Why Store Brands Are Good for Consumers

Strolling down the aisles of my local big name grocery stores, it’s as if there’s a magnetic force field around all the store brand groceries—something that repels me from buying labels like Market Pantry and Great Value.

Because of brand loyalty and the lingering stereotype that generic brands make lower quality products, this force field feels real for many other shoppers, as well.  

But, despite this negative impression, in the past 30 years store brand sales have actually increased from accounting for 10 to 15 percent of all grocery sales to 25 percent. And, according to a new study from the University of Florida, that percentage will only continue to increase.

Why? Not because shoppers have stopped playing favorites, but because store brands have invested in making high-quality products, slowly enticing more and more shoppers like me.  

How store brands became better

The study, conducted by Woochoel Shin, follows the history of store brands and traces their improvement over the past 30 years. According to Shin, although store brands used to be pretty bad in the 1980s, hence the lingering, sour stereotypes, in the past three decades retailers have been making an effort to create good products to compete with national name brands.  

Store Brands pbs rewire
Source: University of Florida

One tactic used by Target, Walmart, Costco and other big-box chains is the implementation of multi-tier store brands. This means that, along with their lowest priced products, stores also offer higher-end items to compete with premium brand name products.

For example, Target offers both Market Pantry coffee for $5.99 and the higher-end Archer Farms for $6.89. They are both Target brands, but one is made to compete with a different tier of national brand.

Providing both of these options appeals to a wider range of consumers, many of whom might not realize that Archer Farms is, in fact, a Target brand. Another reason store brands are proliferating, according to CNBC, is that during the recession more shoppers turned to cheaper store brands and have continued to buy them since.

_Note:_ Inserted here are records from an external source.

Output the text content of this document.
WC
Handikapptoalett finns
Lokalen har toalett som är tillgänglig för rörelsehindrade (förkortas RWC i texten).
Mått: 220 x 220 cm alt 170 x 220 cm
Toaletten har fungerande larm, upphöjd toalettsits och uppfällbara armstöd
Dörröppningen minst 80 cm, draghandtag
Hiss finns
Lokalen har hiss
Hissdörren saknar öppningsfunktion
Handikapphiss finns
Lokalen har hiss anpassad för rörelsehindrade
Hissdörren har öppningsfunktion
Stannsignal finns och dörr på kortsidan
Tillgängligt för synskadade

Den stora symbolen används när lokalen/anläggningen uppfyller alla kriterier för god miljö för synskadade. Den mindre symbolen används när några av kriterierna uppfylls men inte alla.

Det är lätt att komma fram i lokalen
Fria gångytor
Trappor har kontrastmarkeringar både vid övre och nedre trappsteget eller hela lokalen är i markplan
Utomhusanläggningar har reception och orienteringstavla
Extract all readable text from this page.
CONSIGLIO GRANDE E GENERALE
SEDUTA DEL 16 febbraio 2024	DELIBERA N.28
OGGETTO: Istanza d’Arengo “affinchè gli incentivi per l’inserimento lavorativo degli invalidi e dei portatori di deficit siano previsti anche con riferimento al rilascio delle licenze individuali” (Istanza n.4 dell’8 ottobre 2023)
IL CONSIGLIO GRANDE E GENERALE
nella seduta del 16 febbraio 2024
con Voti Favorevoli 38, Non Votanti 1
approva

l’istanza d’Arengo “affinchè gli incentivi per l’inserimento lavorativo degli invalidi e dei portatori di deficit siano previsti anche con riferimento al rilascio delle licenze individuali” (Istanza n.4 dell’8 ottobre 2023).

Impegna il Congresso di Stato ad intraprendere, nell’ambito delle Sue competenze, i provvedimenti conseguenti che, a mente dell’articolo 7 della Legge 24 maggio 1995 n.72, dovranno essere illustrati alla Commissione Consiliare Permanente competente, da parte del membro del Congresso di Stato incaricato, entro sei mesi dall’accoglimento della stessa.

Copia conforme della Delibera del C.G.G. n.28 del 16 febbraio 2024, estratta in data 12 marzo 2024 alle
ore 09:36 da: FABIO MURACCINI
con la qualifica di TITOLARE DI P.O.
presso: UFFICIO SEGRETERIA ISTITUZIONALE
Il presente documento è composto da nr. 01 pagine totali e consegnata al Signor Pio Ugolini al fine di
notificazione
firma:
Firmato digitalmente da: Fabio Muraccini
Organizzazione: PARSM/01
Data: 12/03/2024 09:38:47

Why this is good news for us

Store brand growth is not limited to grocery stores. It can also be seen in home improvement, office supply and other big-box stores. According to Shin, the increase in diversity in store brand products is a good thing for consumers. Generic brands investing in quality will challenge national name brands to bring down their prices while continuing to provide a good product.

“Store brands put more pressure on national brands to make a better product at a cheaper price,” Shin said in an interview with the University of Florida. “The overall average price for the category is going to be lower with the introduction of the store brand, so it helps consumers.”

The diversification of pricing also means that while those looking for something more high-end can purchase the premium store brand products, retailers can still offer cheaper, generic alternatives, which provides products for another economic bracket.  

Store Brands pbs rewire
Source: TIME Magazine

Why national brands are sticking around

At the end of the day, it’s still the name brands that are driving store traffic. What shoppers are going home with is a different story.

“National brands bring people into the store, but they have a thinner margin for the retailer,” he said. “With the store brand, the retailer has a huge margin. So retailers want to sell more store brands, but they can’t give up on national brands because they generate traffic.”  

Because of this, Shin believes national brands will always exist—to what extent remains to be seen. He predicts that soon, U.S. store shelves will look more like the shelves of European countries like Switzerland, Spain and England, with 40 percent of products being store brand.   

In other words, if you live and die for Sargento cheese and Oreo cookies, don’t worry—they won’t be going anywhere. Even Shin, despite his research on store brands, admits to having his own brand name bias, especially when it comes to his kids’ snacks. “On the one hand, I know the quality differentiation is probably small,” he said, but on the other hand, the store brand just “didn’t seem as tasty.”